Governance Replay (14 tests)

The replay engine produces: point-in-time snapshots (ReplayFrame), forward replay, reverse replay, scoped replay (tenant/namespace/policy/route), replay diffs (ReplayDiff), and evenly-spaced timelines.

Integrity checks within replay detect: continuity gaps, missing lineage, transcript incompatibilities, and signer discontinuities.

Governance Stream + Durability (24 tests)

The event stream provides: append-only ordered events, cursor-based reads, subscription filtering, checkpoint resume, and bounded eviction. The durability layer provides persistence abstraction, log entry verification, corruption detection, cursor checkpoint persistence, and recovery from durable log.

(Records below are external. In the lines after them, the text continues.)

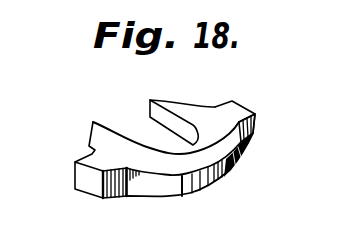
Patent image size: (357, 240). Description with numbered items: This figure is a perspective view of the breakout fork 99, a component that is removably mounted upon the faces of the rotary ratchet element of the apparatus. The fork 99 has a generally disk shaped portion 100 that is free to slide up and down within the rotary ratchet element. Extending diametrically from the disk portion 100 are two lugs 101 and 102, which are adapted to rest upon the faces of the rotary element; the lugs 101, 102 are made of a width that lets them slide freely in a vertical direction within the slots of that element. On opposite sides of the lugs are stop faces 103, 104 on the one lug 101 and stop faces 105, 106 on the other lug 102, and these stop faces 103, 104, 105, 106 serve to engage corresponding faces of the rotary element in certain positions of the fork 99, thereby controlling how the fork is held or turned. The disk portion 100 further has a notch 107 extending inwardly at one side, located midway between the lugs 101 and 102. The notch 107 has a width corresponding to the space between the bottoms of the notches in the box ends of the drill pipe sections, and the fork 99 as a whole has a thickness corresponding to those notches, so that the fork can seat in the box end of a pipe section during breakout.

The fork 99 is at (210, 181).
The disk shaped portion 100 is at (228, 144).
The lug 101 is at (78, 182).
The lug 102 is at (246, 111).
The stop face 103 is at (87, 157).
The stop face 104 is at (117, 193).
The stop face 105 is at (221, 101).
The stop face 106 is at (256, 127).
The notch 107 is at (124, 121).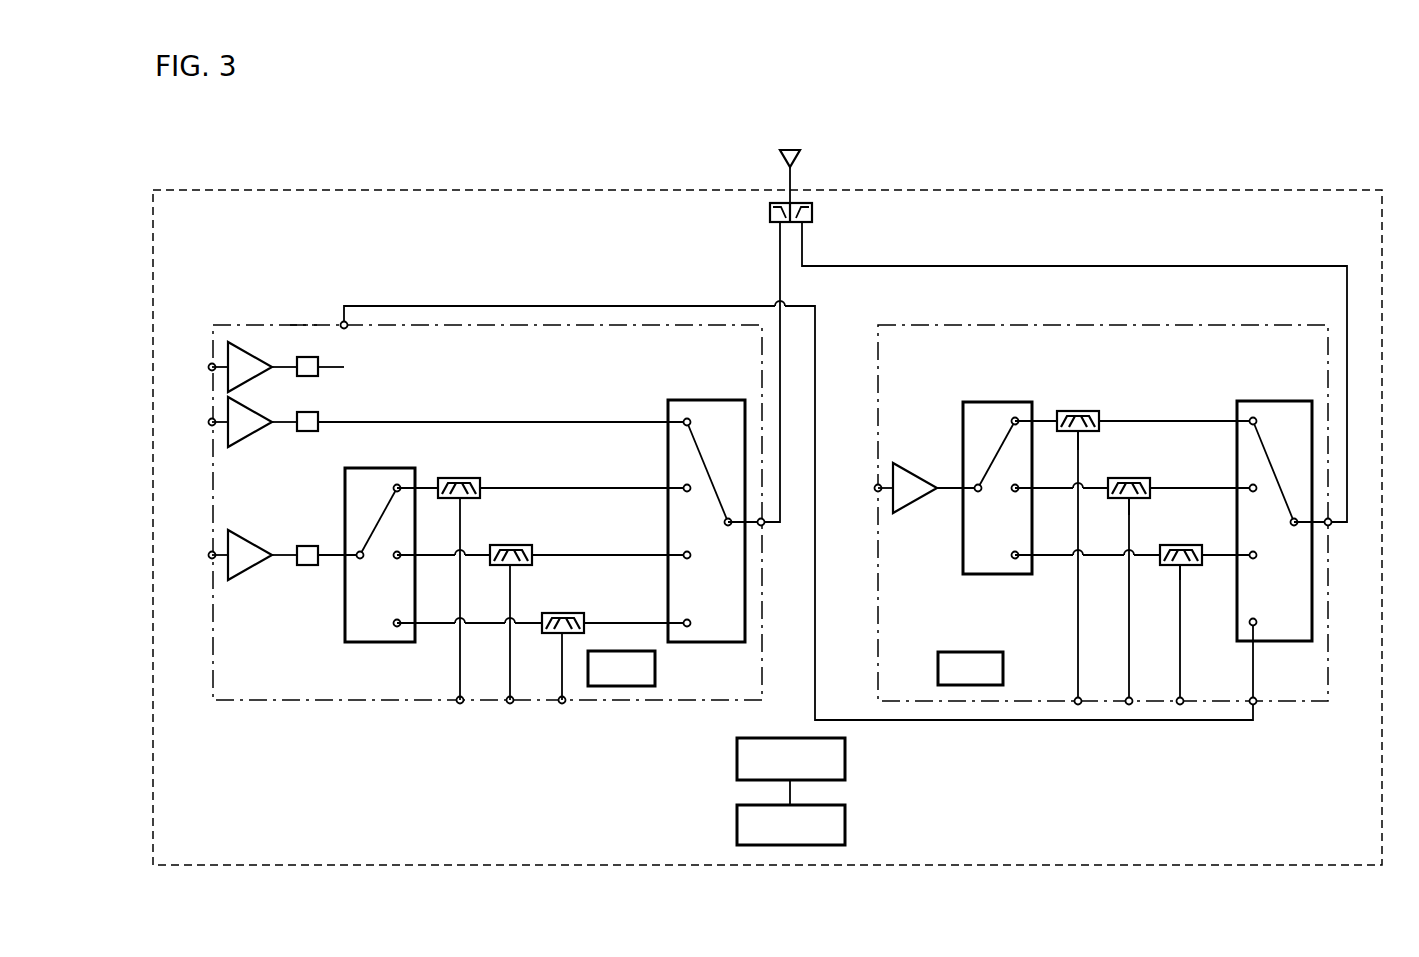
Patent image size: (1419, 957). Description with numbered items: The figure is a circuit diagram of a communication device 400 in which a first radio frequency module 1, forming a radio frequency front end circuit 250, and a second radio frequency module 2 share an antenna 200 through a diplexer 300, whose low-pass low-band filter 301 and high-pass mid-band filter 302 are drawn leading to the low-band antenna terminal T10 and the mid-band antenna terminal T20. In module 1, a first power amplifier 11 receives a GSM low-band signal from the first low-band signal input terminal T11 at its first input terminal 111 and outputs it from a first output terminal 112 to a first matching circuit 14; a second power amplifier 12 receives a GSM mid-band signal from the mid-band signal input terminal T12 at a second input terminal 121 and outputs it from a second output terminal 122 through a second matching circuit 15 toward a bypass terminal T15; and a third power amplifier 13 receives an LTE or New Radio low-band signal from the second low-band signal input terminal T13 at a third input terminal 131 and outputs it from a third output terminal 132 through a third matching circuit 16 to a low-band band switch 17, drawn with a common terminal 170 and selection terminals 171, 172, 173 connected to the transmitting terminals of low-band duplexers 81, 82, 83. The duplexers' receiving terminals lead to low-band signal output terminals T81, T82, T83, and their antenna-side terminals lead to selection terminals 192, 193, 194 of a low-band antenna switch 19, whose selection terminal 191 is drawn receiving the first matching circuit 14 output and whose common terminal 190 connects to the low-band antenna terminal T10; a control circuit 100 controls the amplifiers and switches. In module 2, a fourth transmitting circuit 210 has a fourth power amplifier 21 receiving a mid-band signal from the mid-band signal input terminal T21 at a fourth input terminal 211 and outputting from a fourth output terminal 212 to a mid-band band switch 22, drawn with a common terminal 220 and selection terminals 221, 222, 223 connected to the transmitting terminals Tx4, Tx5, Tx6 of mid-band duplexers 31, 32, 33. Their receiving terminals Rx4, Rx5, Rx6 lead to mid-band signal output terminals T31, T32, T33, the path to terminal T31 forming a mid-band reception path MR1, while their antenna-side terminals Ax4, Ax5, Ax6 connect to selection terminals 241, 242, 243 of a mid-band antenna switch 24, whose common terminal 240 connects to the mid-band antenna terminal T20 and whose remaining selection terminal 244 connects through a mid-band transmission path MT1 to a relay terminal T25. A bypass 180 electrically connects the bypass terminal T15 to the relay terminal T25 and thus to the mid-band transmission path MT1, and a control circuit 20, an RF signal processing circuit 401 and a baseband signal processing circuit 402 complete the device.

The radio frequency module 1 is at (283, 325).
The second radio frequency module 2 is at (898, 325).
The first power amplifier 11 is at (232, 446).
The second power amplifier 12 is at (240, 357).
The third power amplifier 13 is at (255, 548).
The first matching circuit 14 is at (316, 432).
The second matching circuit 15 is at (318, 377).
The third matching circuit 16 is at (310, 566).
The low-band band switch 17 is at (345, 623).
The low-band antenna switch 19 is at (712, 400).
The control circuit 20 is at (997, 671).
The fourth power amplifier 21 is at (910, 498).
The mid-band band switch 22 is at (962, 408).
The mid-band antenna switch 24 is at (1278, 401).
The mid-band duplexer 31 is at (1078, 411).
The mid-band duplexer 32 is at (1128, 478).
The mid-band duplexer 33 is at (1180, 545).
The low-band duplexer 81 is at (470, 479).
The low-band duplexer 82 is at (510, 545).
The low-band duplexer 83 is at (565, 613).
The control circuit 100 is at (648, 670).
The first input terminal 111 is at (225, 418).
The first output terminal 112 is at (268, 428).
The second input terminal 121 is at (225, 360).
The second output terminal 122 is at (265, 372).
The third input terminal 131 is at (225, 551).
The third output terminal 132 is at (268, 562).
The common terminal of switch 17 170 is at (357, 553).
The selection terminal 171 is at (399, 485).
The selection terminal 172 is at (396, 559).
The selection terminal 173 is at (397, 627).
The bypass 180 is at (515, 306).
The common terminal 190 is at (725, 526).
The selection terminal 191 is at (685, 418).
The selection terminal 192 is at (683, 486).
The selection terminal 193 is at (683, 553).
The selection terminal 194 is at (700, 612).
The antenna 200 is at (794, 150).
The fourth transmitting circuit 210 is at (897, 438).
The fourth input terminal 211 is at (890, 484).
The fourth output terminal 212 is at (939, 495).
The common terminal of switch 22 220 is at (975, 485).
The selection terminal 221 is at (1015, 417).
The selection terminal 222 is at (1014, 492).
The selection terminal 223 is at (1014, 559).
The common terminal 240 is at (1293, 526).
The selection terminal 241 is at (1250, 419).
The selection terminal 242 is at (1253, 492).
The selection terminal 243 is at (1253, 559).
The selection terminal 244 is at (1257, 621).
The radio frequency front end circuit 250 is at (303, 325).
The diplexer 300 is at (766, 239).
The low-band filter 301 is at (769, 214).
The mid-band filter 302 is at (813, 214).
The communication device 400 is at (1130, 190).
The RF signal processing circuit 401 is at (841, 757).
The baseband signal processing circuit 402 is at (840, 828).
The low-band antenna terminal T10 is at (763, 526).
The first low-band signal input terminal T11 is at (210, 425).
The mid-band signal input terminal T12 is at (209, 367).
The second low-band signal input terminal T13 is at (210, 558).
The bypass terminal T15 is at (346, 328).
The mid-band antenna terminal T20 is at (1330, 526).
The mid-band signal input terminal T21 is at (876, 491).
The relay terminal T25 is at (1256, 699).
The mid-band signal output terminal T31 is at (1076, 704).
The mid-band signal output terminal T32 is at (1128, 704).
The mid-band signal output terminal T33 is at (1181, 704).
The low-band signal output terminal T81 is at (458, 703).
The low-band signal output terminal T82 is at (509, 703).
The low-band signal output terminal T83 is at (563, 703).
The transmitting terminal Tx4 is at (1052, 416).
The receiving terminal Rx4 is at (1072, 433).
The antenna-side terminal Ax4 is at (1101, 416).
The transmitting terminal Tx5 is at (1108, 499).
The receiving terminal Rx5 is at (1133, 499).
The antenna-side terminal Ax5 is at (1152, 485).
The transmitting terminal Tx6 is at (1158, 564).
The receiving terminal Rx6 is at (1182, 565).
The antenna-side terminal Ax6 is at (1200, 549).
The mid-band reception path MR1 is at (1078, 628).
The mid-band transmission path MT1 is at (1252, 658).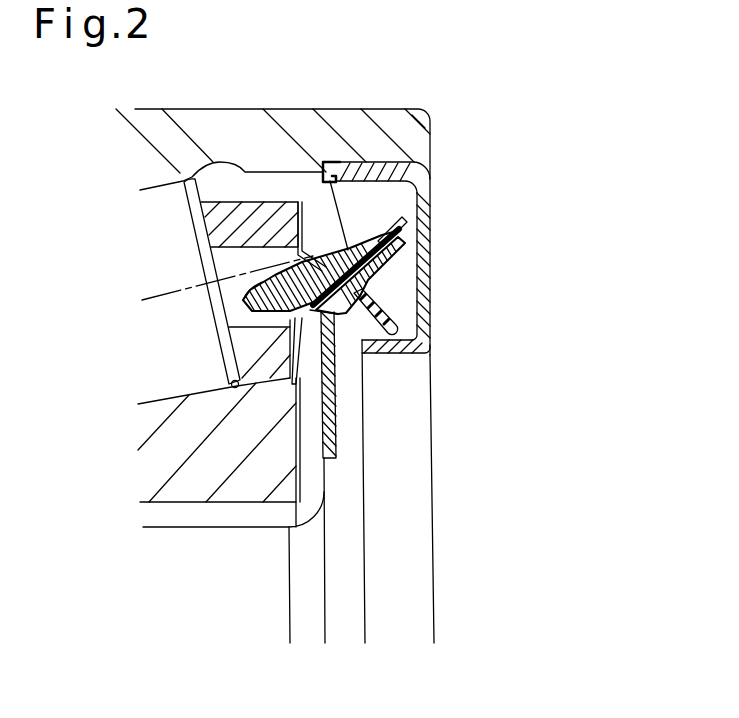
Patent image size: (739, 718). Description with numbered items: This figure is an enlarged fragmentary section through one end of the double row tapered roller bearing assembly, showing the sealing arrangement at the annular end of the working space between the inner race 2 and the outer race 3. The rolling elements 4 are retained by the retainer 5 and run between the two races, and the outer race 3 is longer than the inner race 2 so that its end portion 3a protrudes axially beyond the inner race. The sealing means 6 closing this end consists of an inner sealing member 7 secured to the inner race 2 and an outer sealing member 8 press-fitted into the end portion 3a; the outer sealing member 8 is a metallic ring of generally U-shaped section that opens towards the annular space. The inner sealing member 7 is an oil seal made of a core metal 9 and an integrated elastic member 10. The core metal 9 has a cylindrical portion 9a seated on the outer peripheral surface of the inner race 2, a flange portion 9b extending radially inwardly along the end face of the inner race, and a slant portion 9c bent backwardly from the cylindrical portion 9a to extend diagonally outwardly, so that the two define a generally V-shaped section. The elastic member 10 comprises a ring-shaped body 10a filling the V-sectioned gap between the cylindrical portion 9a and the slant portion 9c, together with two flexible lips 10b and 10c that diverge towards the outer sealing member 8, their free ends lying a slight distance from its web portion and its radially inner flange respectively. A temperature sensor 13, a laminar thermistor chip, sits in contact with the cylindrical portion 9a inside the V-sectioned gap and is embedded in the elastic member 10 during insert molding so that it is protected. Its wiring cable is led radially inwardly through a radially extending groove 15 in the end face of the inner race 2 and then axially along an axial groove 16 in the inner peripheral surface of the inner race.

The delivery manager provides: at-least-once webhook delivery, idempotency key enforcement, exponential backoff retry (1s to 1h), dead-letter queue, and delivery status tracking. SIEM adapters format events for Splunk, Datadog, Elastic, and Sentinel.

Trust Lifecycle (13 tests)

The signer registry tracks keys through: Pending, Active, Rotating, Revoked, Expired. Replacement chain continuity is enforced. The terminal key in any replacement chain must be Active.

The monotonic verifier detects: timestamp rollback per signer, replayed timestamps, and impossible ordering across lineage. Trust policies restrict allowed algorithms, allowed trust domains, and signer separation rules. The production policy allows only ML-DSA-65 and ML-DSA-87.

Customer Profiles (12 tests)

Banking

Q128, BFV-64/TFHE, 3 quorum, 7-year retention, 5 required receipt types

Healthcare

Q256, BFV-64 only, 5 quorum, 6-year retention

Insurance

Q128, BFV-64/CKKS, 3 quorum, 10-year retention

Government

Q256, BFV-64/TFHE, 5 quorum, 20-year retention, all 8 receipt types

Crypto

Q128, BFV-64/32/TFHE, 3 quorum, 5-year retention

AI Governance

Q128, BFV-64/CKKS/TFHE, 1 quorum, 3-year retention

Autonomous Enforcement (13 tests)

Ten triggers map to nine actions across four enforcement levels.

The critical architectural decision: enforcement actions are themselves PQ-signed and auditable. The enforcer does not operate outside the governance chain. It operates within it. Every block, every isolation, every lockdown produces an EnforcementDecisionReceipt that is hash-committed, PQ-signed, and independently verifiable.

CriticalLockdown blocks everything.

This is the sentence that changes the category from observability to operational control.

Why This Architecture

We started from proofs because proofs compose. A hash chain that is correct at the primitive level remains correct when you build receipts on top of it. Receipts that are correct remain correct when you build a governance graph on top of them. A governance graph that is correct remains correct when you build search, replay, streaming, and enforcement on top of it.

Each layer adds capability without weakening the guarantees of the layers below. The enforcer can block execution because the integrity pipeline guarantees that the block is cryptographically recorded. The replay engine can reconstruct state because the accumulator guarantees that every event is hash-linked and ordered. The search engine can traverse lineage because the governance graph guarantees that every parent reference points to an existing node.

This is the difference between building governance as an afterthought and building it as a substrate.

459 tests. 19 modules. Every decision provable. Every state replayable. Every enforcement auditable.